Snow doesn’t always cover up; it reveals what cannot be seen in ordinary weather. Taught to see snow as beauty covering the mundane, I now see its deeper purpose: illuminating what I previously could not see which is not as mundane as I thought.
This is both a literal and metaphorical lesson. On the ground and in our country.
Snow flurries were falling in Seattle on the end-of-February morning when we left for our winter road trip. The snow piled high on the eastbound roadside of Snoqualmie Pass was expected. As we headed down the eastern slope into central Washington. I was surprise by what greeted me.
Typically, the rolling hills of this area, during my spring and summer travel, seem to fade into each other; layers of brown. I was familiar with the grasses and small bushes disappearing in their camouflage colors. This year, for the first time, I saw them covered in winter snow. Curves and shadows were accentuated. They drew me in, made me curious, and challenged my narrow view of what this land was like. Small plants stubbornly proclaimed their existence, refusing to let the snow make them invisible or keep them buried. How different this area looked to me.

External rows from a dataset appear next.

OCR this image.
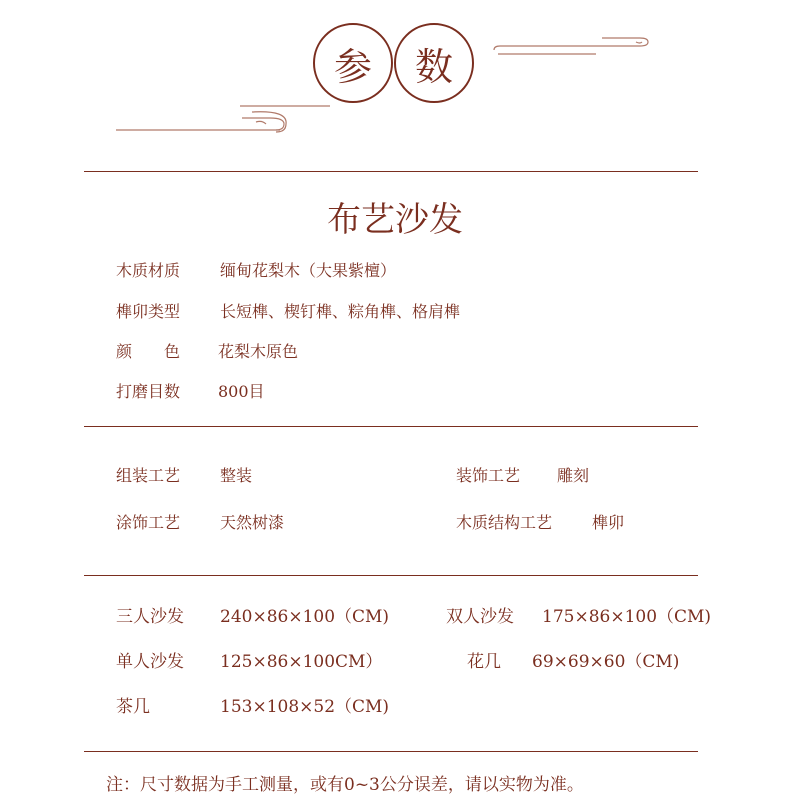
参 数
布艺沙发
木质材质 缅甸花梨木（大果紫檀）
榫卯类型 长短榫、楔钉榫、粽角榫、格肩榫
颜　　色 花梨木原色
打磨目数 800目
组装工艺 整装	装饰工艺 雕刻
涂饰工艺 天然树漆	木质结构工艺 榫卯
三人沙发 240×86×100（CM)	双人沙发 175×86×100（CM)
单人沙发 125×86×100CM）	花几 69×69×60（CM)
茶几	153×108×52（CM)
注：尺寸数据为手工测量，或有0~3公分误差，请以实物为准。
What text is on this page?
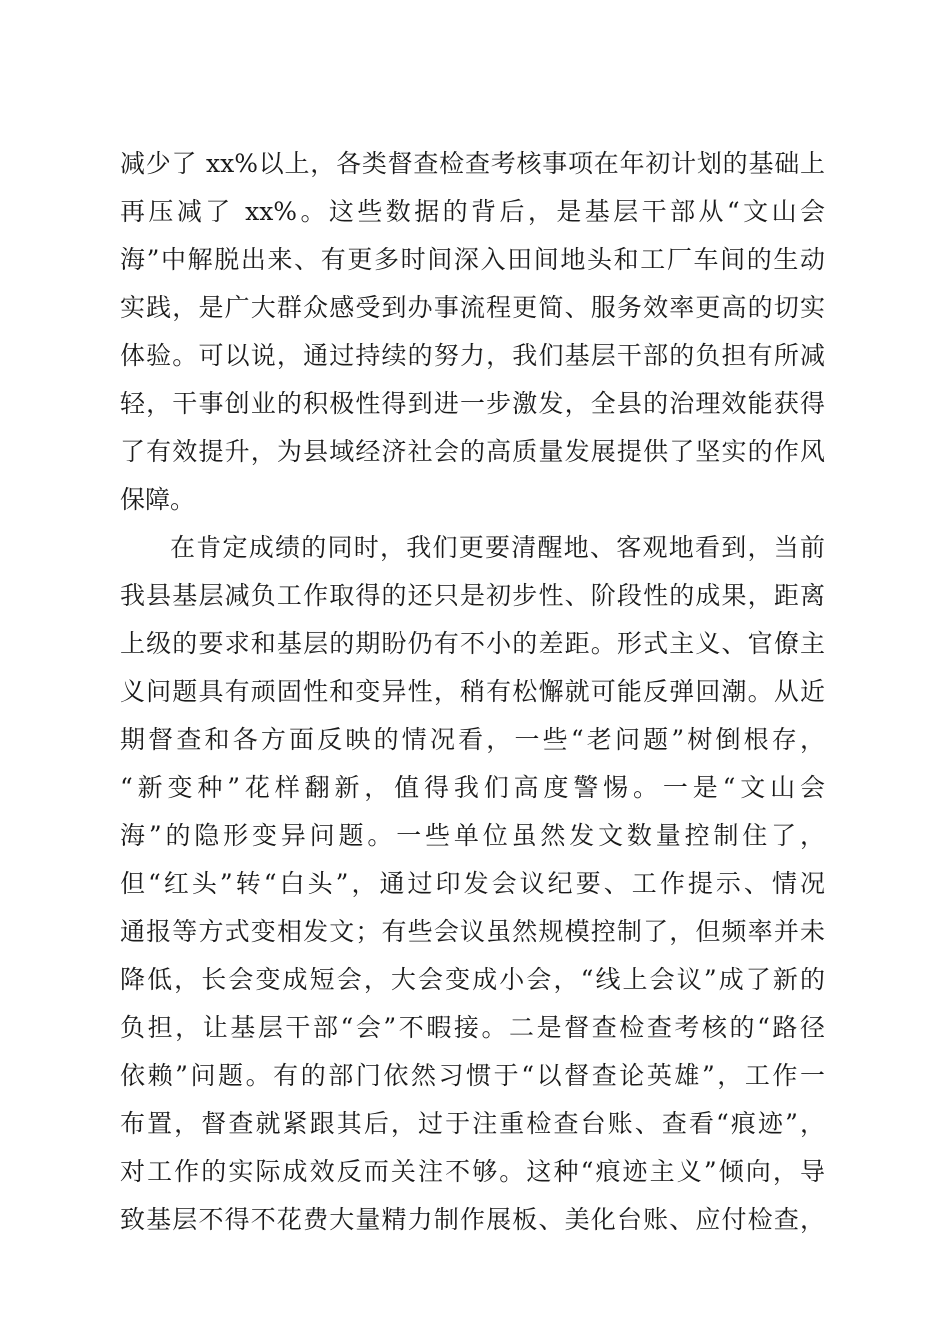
减少了 xx%以上，各类督查检查考核事项在年初计划的基础上

再压减了 xx%。这些数据的背后，是基层干部从“文山会

海”中解脱出来、有更多时间深入田间地头和工厂车间的生动

实践，是广大群众感受到办事流程更简、服务效率更高的切实

体验。可以说，通过持续的努力，我们基层干部的负担有所减

轻，干事创业的积极性得到进一步激发，全县的治理效能获得

了有效提升，为县域经济社会的高质量发展提供了坚实的作风

保障。

在肯定成绩的同时，我们更要清醒地、客观地看到，当前

我县基层减负工作取得的还只是初步性、阶段性的成果，距离

上级的要求和基层的期盼仍有不小的差距。形式主义、官僚主

义问题具有顽固性和变异性，稍有松懈就可能反弹回潮。从近

期督查和各方面反映的情况看，一些“老问题”树倒根存，

“新变种”花样翻新，值得我们高度警惕。一是“文山会

海”的隐形变异问题。一些单位虽然发文数量控制住了，

但“红头”转“白头”，通过印发会议纪要、工作提示、情况

通报等方式变相发文；有些会议虽然规模控制了，但频率并未

降低，长会变成短会，大会变成小会，“线上会议”成了新的

负担，让基层干部“会”不暇接。二是督查检查考核的“路径

依赖”问题。有的部门依然习惯于“以督查论英雄”，工作一

布置，督查就紧跟其后，过于注重检查台账、查看“痕迹”，

对工作的实际成效反而关注不够。这种“痕迹主义”倾向，导

致基层不得不花费大量精力制作展板、美化台账、应付检查，
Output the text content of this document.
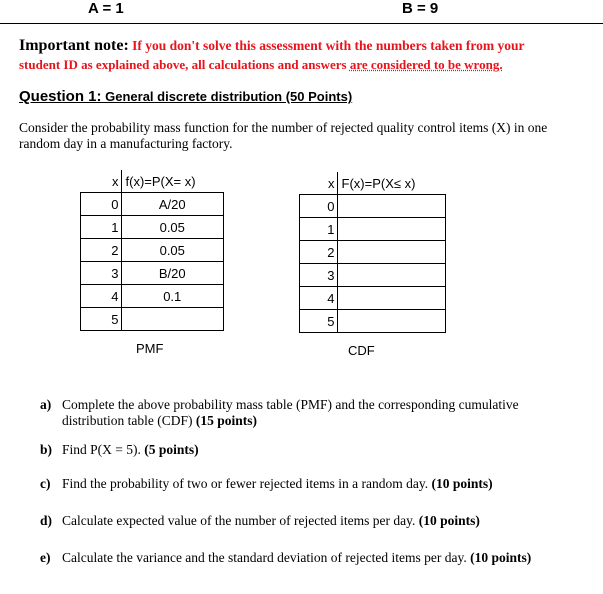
A = 1	B = 9
Important note: If you don't solve this assessment with the numbers taken from your
student ID as explained above, all calculations and answers are considered to be wrong.
Question 1: General discrete distribution (50 Points)
Consider the probability mass function for the number of rejected quality control items (X) in one random day in a manufacturing factory.
x	f(x)=P(X= x)
0	A/20
1	0.05
2	0.05
3	B/20
4	0.1
5	
x	F(x)=P(X≤ x)
0	
1	
2	
3	
4	
5	
PMF	CDF
a) Complete the above probability mass table (PMF) and the corresponding cumulative distribution table (CDF) (15 points)
b) Find P(X = 5). (5 points)
c) Find the probability of two or fewer rejected items in a random day. (10 points)
d) Calculate expected value of the number of rejected items per day. (10 points)
e) Calculate the variance and the standard deviation of rejected items per day. (10 points)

In Oregon and Idaho, I discovered their winter sides. I had to complicate my perspective of the single stories I had created about these states. Blankets of snow on fields and mountains exposed an unevenness in the landscape that refused to be confined by one definition. It was disorientating.
Listening to the daily news as we traveled, my disorientation increased with the emerging picture of a country different from the one I thought I knew. A winter of discontent has revealed underground plants previously hidden by the obliviousness of privileged contentment. Seeking to grow stronger, these plants, some of them weeds, are being fed by an underground fertilizer of fear and prejudice. They poke up through the snow, seeking reassurance and affirmation that they matter; unaware or uncaring of the cost of their mattering to those who they categorize as “other.” A false prophet lures them with lies that cut away at the roots of that which nourishes lives of love.
Weakening roots cause the growth to be chaotic. Landscapes are shifting and the road through them is not familiar, has unexpected potholes and is causing damage. There are shadows visible that were previously hidden. It is now possible to directly encounter them to understand the factors that form their depths.
Living amidst a shifting landscape can be alarming. Yet, there are also moments of beauty showing up as the landscape resists being destroyed and incorporates changes to rise again in modified and stronger form.
In Being There, a 1979 comedy-drama film, the character, Chance, is a middle aged man who has been a gardner all of his life. It informs his perspective on life. While some would categorize him as “simple-minded,” his use of gardening metaphors impress and inspire people who have lost their way in life. One of the often cited quotes from the movie is this:
“Growth has its season. There are spring and summer, but there are also fall and winter. And then spring and summer again. As long as the roots are not severed, all is well and all will be well in the garden.”
Perhaps that is our most important work now. To ensure the roots of our country’s values are not severed. To tend to the garden of freedom and democracy within a changing landscape that reveals things to which we need to pay attention. To know that growth can be painful and walking with others through it will sustain us. To trust that we are forming a new season of spring that will come.